S U M M A R YThe northeastern Caribbean provides a natural laboratory to investigate strain partitioning, its causes and its consequences on the stress regime and tectonic evolution of a subduction plate boundary. Here, we use GPS and earthquake slip vector data to produce a present-day kinematic model that accounts for secular block rotation and elastic strain accumulation, with variable interplate coupling, on active faults. We confirm that the oblique convergence between Caribbean and North America in Hispaniola is partitioned between plate boundary parallel motion on the Septentrional and Enriquillo faults in the overriding plate and plateboundary normal motion at the plate interface on the Northern Hispaniola Fault. To the east, the Caribbean/North America plate motion is accommodated by oblique slip on the faults bounding the Puerto Rico block to the north (Puerto Rico subduction) and to the south (Muertos thrust), with no evidence for partitioning. The spatial correlation between interplate coupling, strain partitioning and the subduction of buoyant oceanic asperities suggests that the latter enhance the transfer of interplate shear stresses to the overriding plate, facilitating strike-slip faulting in the overriding plate. The model slip rate deficit, together with the dates of large historical earthquakes, indicates the potential for a large (M w 7.5 or greater) earthquake on the Septentrional fault in the Dominican Republic. Similarly, the Enriquillo fault in Haiti is currently capable of a M w 7.2 earthquake if the entire elastic strain accumulated since the last major earthquake was released in a single event today.
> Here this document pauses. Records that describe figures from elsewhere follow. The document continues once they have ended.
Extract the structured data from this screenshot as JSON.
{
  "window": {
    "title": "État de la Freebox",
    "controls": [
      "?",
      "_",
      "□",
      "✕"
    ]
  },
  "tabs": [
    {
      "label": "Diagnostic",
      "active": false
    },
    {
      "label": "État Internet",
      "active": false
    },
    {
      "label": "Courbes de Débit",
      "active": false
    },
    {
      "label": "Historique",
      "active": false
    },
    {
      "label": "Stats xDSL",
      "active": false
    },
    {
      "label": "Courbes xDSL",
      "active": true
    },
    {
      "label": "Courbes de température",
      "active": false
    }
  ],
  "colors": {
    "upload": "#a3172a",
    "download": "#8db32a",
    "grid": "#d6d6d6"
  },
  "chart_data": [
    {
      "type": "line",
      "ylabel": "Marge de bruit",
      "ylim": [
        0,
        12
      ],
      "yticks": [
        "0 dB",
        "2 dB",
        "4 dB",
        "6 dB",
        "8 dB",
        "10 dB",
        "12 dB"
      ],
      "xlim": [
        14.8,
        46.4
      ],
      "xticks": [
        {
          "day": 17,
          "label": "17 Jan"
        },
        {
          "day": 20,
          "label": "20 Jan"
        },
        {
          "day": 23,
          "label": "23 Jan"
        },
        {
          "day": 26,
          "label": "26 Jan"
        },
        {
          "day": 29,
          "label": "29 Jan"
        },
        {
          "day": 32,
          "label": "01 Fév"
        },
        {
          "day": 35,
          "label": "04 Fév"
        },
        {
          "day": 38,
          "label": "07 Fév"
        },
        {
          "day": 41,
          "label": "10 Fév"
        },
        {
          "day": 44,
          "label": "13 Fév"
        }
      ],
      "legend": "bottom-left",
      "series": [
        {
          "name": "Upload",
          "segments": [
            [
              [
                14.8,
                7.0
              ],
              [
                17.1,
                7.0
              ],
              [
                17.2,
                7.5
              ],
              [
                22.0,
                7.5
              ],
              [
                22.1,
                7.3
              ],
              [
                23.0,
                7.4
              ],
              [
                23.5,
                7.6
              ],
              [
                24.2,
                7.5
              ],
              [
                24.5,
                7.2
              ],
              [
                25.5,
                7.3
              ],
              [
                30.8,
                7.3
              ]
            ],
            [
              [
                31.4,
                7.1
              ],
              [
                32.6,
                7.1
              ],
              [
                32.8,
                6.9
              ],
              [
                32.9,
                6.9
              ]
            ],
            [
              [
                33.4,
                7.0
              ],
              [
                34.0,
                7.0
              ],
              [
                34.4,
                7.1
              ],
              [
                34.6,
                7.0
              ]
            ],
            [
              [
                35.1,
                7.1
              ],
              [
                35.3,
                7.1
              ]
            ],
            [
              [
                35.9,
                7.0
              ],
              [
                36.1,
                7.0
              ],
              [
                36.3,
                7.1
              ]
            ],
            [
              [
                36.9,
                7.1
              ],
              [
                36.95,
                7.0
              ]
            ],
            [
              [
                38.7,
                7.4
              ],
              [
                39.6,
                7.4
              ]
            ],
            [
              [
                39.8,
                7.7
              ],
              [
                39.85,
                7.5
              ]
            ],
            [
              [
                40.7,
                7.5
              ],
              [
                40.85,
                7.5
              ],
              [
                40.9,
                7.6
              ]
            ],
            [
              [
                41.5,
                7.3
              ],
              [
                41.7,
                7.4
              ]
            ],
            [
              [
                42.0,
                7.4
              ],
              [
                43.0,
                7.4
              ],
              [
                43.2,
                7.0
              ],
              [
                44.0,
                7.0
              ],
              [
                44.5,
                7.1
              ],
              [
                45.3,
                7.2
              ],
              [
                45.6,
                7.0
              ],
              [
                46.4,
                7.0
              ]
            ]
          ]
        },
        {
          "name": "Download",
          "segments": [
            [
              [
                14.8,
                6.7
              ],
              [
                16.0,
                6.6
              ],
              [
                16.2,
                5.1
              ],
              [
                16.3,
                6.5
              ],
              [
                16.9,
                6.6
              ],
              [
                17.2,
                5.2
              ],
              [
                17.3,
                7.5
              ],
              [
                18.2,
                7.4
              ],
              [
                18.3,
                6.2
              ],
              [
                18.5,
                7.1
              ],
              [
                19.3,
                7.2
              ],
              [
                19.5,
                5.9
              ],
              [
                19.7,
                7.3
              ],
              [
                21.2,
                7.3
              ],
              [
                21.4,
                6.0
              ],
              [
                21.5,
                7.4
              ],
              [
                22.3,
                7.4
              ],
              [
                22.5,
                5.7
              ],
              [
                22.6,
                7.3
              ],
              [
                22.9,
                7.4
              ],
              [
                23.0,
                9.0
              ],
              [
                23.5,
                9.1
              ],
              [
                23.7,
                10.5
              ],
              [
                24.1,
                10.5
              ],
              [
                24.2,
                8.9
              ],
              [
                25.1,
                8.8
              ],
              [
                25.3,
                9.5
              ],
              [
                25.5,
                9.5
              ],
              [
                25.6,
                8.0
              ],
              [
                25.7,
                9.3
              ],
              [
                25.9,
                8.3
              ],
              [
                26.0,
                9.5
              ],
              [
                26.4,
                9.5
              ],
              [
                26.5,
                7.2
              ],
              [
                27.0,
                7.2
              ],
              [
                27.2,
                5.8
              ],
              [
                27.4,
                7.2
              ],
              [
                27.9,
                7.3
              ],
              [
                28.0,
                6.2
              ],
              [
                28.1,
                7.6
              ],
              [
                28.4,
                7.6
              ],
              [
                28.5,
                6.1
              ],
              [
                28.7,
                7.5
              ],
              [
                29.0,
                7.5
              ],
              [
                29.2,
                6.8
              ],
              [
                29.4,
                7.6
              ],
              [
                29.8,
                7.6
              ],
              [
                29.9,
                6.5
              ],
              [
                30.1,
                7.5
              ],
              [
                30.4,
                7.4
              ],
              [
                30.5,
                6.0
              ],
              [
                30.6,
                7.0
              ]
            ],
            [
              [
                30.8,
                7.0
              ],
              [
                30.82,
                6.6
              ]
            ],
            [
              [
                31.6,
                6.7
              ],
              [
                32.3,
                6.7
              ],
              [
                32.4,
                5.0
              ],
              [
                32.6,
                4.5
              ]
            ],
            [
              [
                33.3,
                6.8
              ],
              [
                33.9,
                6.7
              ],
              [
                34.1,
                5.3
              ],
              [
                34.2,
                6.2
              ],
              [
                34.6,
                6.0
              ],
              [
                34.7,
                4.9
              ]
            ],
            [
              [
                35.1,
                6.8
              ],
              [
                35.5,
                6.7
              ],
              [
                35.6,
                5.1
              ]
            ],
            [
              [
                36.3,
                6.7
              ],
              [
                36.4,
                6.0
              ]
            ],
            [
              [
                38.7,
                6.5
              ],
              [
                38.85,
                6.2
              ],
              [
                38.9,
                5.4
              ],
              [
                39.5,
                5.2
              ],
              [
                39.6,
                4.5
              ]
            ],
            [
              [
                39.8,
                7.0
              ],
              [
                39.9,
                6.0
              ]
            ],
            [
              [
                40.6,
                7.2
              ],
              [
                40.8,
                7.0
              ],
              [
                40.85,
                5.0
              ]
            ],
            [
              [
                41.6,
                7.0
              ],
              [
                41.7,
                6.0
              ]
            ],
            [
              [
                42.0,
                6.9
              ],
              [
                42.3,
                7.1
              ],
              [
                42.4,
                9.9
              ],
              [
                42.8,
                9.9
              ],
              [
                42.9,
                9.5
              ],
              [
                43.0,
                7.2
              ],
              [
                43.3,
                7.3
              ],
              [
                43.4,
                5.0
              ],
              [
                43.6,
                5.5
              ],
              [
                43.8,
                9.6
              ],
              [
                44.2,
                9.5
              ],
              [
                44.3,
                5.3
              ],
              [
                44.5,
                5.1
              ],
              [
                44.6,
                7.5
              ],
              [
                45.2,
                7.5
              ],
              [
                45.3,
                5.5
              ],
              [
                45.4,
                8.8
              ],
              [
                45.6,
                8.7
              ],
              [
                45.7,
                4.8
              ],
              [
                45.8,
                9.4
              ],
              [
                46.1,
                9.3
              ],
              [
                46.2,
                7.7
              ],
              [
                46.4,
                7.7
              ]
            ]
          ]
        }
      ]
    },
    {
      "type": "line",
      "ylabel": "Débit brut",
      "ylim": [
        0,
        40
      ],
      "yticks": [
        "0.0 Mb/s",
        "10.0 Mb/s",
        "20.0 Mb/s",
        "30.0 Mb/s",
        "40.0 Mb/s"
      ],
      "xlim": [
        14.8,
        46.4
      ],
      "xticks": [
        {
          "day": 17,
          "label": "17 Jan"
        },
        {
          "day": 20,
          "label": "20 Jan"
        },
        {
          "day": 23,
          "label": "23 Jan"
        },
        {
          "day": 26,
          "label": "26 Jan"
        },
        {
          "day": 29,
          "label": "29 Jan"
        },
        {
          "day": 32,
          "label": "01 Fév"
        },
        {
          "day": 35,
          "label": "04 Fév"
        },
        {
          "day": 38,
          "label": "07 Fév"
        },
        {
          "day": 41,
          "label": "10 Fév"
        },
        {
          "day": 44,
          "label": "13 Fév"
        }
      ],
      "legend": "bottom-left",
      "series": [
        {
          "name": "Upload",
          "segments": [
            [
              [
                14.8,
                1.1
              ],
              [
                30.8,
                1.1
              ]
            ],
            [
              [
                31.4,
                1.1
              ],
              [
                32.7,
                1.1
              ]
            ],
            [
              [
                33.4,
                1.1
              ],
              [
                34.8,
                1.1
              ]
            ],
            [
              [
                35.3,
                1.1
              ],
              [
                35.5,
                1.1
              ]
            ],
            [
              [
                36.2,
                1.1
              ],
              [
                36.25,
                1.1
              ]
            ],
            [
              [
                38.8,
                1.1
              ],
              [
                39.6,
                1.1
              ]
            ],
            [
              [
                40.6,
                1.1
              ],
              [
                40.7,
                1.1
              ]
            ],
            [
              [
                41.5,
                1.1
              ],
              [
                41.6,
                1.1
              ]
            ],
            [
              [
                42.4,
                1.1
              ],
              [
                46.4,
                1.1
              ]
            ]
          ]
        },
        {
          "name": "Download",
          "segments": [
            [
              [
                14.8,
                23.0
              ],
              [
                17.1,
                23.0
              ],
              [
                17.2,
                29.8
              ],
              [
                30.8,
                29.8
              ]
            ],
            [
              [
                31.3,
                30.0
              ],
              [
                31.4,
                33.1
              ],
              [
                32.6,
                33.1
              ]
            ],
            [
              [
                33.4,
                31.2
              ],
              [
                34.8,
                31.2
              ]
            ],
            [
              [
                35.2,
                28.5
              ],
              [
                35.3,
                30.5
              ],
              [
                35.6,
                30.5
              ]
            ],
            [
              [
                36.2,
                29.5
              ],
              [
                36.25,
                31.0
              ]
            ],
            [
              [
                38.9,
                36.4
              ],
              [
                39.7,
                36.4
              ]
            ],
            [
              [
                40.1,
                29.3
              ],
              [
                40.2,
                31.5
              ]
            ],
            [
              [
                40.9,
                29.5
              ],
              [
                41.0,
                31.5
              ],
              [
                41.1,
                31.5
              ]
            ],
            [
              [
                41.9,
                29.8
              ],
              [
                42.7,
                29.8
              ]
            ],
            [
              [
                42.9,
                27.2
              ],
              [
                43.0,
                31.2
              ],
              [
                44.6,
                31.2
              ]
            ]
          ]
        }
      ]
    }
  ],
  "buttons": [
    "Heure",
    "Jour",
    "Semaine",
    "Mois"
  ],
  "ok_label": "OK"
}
The model results show that the Puerto Rico/Lesser Antilles subduction thrust is only partially coupled, meaning that the plate interface is accumulating elastic strain at rates slower than the total plate motion. This does not preclude the existence of isolated locked patches accumulating elastic strain to be released in future earthquakes, but whose location and geometry are not resolvable with the present data distribution. Slip deficit on faults from this study are used in a companion paper to calculate interseismic stress loading and, together with stress changes due to historical earthquakes, derive the recent stress evolution in the NE Caribbean.